Some of the causes of an H+ increase include:

  1. Inefficient formation of ATP
  2. Incomplete digestion/ oxidation of macronutrients
  3. Direct administration or production of acid – dietary acids such as soda (high levels of phosphoric acid), coffee, alcoholor aspirin use (salicylic acid).
  4. Loss of bicarbonate: acute and chronic diarrhea
  5. Increasing kidney stress (fail to process H+)
  6. Anaerobic respiration or lack of exercise
  7. Increased stressLiver dysfunction

Metabolic Acidosis Signs and Symptoms

  • Acid urine
  • Excess fluid excretion and dehydration
  • Anxiety/nervousness
  • Poor digestion
  • Hyperactivity and insomnia
  • Poor retention of minerals
  • High blood pressure and rapid heart rate
  • Fatigue
  • Warm, dry hands and feet
  • Dry mouth

Metabolic Acidosis- FBCA Pattern

Given all that, what shifts in a blood chemistry screen will alert us to a developing Metabolic Acidosis?
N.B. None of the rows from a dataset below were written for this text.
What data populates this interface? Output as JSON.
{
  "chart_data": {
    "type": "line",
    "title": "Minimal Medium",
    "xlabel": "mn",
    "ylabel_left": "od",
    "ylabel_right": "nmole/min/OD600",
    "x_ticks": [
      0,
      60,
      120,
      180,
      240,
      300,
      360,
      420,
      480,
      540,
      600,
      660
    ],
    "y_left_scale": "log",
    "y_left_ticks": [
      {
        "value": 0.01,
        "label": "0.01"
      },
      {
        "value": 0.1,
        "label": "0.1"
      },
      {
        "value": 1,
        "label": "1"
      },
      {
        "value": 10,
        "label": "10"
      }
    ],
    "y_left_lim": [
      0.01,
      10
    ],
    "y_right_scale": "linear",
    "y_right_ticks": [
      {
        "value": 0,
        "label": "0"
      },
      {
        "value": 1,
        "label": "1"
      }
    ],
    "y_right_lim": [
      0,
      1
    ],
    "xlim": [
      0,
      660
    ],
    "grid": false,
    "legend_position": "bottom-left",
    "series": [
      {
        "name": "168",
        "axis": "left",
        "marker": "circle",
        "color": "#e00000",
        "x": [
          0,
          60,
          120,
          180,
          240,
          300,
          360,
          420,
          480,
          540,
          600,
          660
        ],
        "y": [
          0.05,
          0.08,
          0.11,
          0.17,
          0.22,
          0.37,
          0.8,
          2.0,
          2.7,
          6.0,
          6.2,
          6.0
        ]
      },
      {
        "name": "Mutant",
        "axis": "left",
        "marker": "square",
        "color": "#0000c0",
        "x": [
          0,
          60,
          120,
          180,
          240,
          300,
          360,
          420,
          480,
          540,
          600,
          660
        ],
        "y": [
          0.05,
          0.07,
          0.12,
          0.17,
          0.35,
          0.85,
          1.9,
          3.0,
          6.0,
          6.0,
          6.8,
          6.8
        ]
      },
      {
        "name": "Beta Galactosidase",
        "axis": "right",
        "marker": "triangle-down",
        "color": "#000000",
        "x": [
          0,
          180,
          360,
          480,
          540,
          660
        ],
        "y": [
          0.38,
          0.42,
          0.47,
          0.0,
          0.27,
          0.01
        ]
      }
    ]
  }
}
  • The serum CO2 will be decreased in metabolic acidosis (the bicarbonate is being used-up to buffer the increasing levels of H+ in the body).
  • Chloride levels will be increased
  • The anion Gap will be increased
  • Potassium levels may be increased because metabolic acidosis drives potassium from the cell and it causes an increased level to be in the serum.

As with Metabolic Alkalosis, further in-office lab testing (breath-hold time, respiration rate, salivary and urine pH studies) may be necessary to further elucidate this pattern.